Consequently, it is difficult to extract a substructure taking both
the malfunction and the cause thereof into account.
[0011] The technique according to PTL 2 allows a frequently
appearing substructure to be extracted by combining a plurality of
expressions located at different positions. However, the techniques
according to PTL 1 and PTL 2 are unable to assure that the
expression representing the malfunction that has arisen is included
in the frequently appearing expression. With the technique of PTL
2, in particular, the restriction on the extraction is less strict
compared with PTL 1, and hence the clustering is more likely to be
performed on the basis of information that is useless for uniquely
identifying the content of the question, which leads to degraded
accuracy of the FAQ thus made out.
[0012] To extract the expression representing the malfunction, for
example clue expressions for extracting malfunctions and results of
machine learning for extracting malfunctions may be stored in
advance as knowledge, to make the most of such knowledge. Combining
such a method with PTL 1 and PTL 2 allows extraction of
substructures including the related malfunction. However, as stated
above, the subject is unable to be uniquely identified with the
expression representing the malfunction alone.
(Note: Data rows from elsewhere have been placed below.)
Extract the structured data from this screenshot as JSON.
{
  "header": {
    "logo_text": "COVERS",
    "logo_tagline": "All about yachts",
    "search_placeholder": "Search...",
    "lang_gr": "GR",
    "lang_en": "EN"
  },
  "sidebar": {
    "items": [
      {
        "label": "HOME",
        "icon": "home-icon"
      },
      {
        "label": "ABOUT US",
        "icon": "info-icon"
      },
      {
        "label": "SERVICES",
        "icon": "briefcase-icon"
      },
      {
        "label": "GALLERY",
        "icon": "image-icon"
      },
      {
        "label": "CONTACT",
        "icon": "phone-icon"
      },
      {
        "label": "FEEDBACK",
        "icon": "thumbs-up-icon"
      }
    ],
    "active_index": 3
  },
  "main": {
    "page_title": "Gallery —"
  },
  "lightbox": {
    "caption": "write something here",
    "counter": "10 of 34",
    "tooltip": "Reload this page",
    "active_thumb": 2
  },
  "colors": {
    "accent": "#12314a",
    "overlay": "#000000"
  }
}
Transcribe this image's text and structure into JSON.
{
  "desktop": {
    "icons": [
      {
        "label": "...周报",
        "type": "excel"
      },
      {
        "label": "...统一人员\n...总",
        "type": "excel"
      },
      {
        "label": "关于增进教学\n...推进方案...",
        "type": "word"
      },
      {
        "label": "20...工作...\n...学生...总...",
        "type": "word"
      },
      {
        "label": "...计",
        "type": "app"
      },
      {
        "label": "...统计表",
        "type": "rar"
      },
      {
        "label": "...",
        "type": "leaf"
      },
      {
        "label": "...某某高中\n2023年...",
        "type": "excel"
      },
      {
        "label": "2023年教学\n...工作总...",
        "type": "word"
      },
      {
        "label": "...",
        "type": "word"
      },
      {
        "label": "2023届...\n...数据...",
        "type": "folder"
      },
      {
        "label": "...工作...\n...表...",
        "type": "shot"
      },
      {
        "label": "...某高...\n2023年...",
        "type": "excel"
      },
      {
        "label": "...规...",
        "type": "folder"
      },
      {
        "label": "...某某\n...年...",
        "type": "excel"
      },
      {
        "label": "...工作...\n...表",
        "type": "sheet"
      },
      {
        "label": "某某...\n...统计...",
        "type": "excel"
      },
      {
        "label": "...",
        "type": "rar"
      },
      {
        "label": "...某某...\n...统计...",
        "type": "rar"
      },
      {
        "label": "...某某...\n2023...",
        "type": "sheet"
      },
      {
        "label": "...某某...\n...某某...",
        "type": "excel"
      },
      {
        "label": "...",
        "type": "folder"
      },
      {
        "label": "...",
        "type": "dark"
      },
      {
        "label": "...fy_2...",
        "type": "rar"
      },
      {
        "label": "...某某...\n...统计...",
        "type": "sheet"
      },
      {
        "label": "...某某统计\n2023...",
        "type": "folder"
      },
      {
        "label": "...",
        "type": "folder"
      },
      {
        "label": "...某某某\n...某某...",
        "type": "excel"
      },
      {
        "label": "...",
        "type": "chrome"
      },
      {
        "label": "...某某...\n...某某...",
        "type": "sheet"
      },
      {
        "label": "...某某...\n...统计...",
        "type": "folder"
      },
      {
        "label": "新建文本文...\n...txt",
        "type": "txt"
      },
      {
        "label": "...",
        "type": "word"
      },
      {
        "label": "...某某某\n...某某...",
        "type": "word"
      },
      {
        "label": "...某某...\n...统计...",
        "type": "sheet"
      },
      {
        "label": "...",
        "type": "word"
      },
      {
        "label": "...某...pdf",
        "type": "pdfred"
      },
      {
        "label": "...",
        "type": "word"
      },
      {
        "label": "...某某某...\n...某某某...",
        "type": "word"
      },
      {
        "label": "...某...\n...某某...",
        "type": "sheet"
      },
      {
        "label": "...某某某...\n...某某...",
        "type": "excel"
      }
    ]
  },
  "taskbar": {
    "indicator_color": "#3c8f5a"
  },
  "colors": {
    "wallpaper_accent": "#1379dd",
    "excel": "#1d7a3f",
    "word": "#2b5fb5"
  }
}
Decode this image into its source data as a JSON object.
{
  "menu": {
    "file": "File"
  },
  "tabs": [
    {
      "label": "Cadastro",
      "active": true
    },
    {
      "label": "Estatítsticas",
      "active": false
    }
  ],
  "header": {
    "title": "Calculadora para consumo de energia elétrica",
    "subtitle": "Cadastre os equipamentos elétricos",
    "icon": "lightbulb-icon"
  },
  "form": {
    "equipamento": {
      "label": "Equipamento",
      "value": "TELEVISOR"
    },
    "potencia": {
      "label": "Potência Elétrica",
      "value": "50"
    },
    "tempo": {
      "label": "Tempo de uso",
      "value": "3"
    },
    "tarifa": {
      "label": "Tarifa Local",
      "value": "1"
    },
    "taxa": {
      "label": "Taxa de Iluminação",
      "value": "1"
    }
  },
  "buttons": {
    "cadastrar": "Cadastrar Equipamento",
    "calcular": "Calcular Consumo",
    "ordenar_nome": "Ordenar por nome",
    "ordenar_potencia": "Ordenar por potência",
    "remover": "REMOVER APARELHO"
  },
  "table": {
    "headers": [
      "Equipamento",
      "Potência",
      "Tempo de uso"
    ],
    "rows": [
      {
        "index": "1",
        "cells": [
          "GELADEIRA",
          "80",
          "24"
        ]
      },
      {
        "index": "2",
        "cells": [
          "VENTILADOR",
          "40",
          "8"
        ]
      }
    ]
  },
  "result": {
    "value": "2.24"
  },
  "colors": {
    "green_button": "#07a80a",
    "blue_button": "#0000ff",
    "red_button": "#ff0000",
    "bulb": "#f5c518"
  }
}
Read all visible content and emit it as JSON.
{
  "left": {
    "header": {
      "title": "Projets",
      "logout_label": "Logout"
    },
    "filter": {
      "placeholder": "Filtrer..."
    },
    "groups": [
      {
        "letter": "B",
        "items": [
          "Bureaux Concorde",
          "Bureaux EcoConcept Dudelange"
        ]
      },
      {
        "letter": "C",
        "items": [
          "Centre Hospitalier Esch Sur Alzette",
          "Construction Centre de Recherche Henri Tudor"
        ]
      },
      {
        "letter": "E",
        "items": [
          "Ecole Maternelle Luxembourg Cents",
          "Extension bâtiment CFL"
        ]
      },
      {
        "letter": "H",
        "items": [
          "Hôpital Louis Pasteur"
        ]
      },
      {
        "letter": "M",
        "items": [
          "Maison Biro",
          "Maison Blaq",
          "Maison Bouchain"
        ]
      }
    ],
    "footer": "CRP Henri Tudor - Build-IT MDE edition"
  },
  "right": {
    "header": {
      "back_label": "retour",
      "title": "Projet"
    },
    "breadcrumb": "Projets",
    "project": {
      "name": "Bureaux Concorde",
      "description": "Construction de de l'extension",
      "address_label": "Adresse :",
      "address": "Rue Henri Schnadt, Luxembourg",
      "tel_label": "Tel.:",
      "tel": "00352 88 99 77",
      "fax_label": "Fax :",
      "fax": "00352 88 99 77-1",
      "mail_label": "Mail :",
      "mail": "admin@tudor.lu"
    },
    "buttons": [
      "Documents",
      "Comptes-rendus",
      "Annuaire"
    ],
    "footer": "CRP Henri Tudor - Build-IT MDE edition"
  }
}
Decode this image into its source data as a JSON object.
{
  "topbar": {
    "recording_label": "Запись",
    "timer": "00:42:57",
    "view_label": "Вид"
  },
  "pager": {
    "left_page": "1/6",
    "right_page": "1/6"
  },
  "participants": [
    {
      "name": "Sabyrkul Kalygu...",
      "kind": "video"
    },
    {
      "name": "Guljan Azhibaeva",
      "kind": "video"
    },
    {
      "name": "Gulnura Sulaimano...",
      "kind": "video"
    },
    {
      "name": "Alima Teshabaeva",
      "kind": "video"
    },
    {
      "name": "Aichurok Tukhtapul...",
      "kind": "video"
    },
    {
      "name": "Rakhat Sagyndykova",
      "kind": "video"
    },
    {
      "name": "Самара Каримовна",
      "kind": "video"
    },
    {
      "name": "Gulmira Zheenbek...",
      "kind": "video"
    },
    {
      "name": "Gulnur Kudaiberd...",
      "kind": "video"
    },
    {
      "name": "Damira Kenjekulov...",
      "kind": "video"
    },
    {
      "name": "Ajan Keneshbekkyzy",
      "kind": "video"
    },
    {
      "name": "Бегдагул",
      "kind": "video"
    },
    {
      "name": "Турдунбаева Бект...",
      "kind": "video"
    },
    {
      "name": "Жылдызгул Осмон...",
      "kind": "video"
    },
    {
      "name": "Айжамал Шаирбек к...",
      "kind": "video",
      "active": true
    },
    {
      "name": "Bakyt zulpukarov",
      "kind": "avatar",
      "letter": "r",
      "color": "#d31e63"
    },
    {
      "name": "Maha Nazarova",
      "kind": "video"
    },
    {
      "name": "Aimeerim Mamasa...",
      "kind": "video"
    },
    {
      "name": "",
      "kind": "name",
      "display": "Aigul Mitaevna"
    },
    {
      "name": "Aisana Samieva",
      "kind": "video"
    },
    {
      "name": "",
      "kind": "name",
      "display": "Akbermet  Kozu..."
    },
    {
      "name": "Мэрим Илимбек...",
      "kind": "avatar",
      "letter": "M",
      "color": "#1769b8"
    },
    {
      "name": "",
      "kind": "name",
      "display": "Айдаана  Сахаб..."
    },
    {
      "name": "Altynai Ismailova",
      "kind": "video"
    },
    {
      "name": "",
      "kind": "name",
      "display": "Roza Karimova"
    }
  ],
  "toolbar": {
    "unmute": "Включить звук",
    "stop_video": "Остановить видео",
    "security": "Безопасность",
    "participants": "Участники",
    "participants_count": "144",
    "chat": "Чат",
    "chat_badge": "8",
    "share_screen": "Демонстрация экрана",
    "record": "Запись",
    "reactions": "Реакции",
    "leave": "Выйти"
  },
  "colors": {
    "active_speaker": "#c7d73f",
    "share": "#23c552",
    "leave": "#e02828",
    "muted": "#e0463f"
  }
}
For example, a
malfunction that "battery of a mobile phone does not last" may
arise from a plurality of causes such as "life of battery pack is
ending" and "Bluetooth (registered trademark) is ON", each of which
requires a different remedy, and therefore the cause has to be
acquired.
[0013] Here, the technique according to PTL 3 may be adopted to
extract the cause of the malfunction, however, it takes enormous
manpower to comprehensively collect in advance the pairs of words
representing acts and phenomena that tend to constitute a causal
relationship, and therefore it is practically unfeasible. In
addition, the malfunctions are often described in the questions and
the causes of the malfunction are often described in the answers,
and therefore it is unusual that both the malfunction and the cause
thereof appear in the same sentence or in two adjacent sentences.
Consequently, it is still difficult to extract the cause of the
malfunction, despite the clue expressions mainly represented by
conjunctions and conjunctive particles being employed.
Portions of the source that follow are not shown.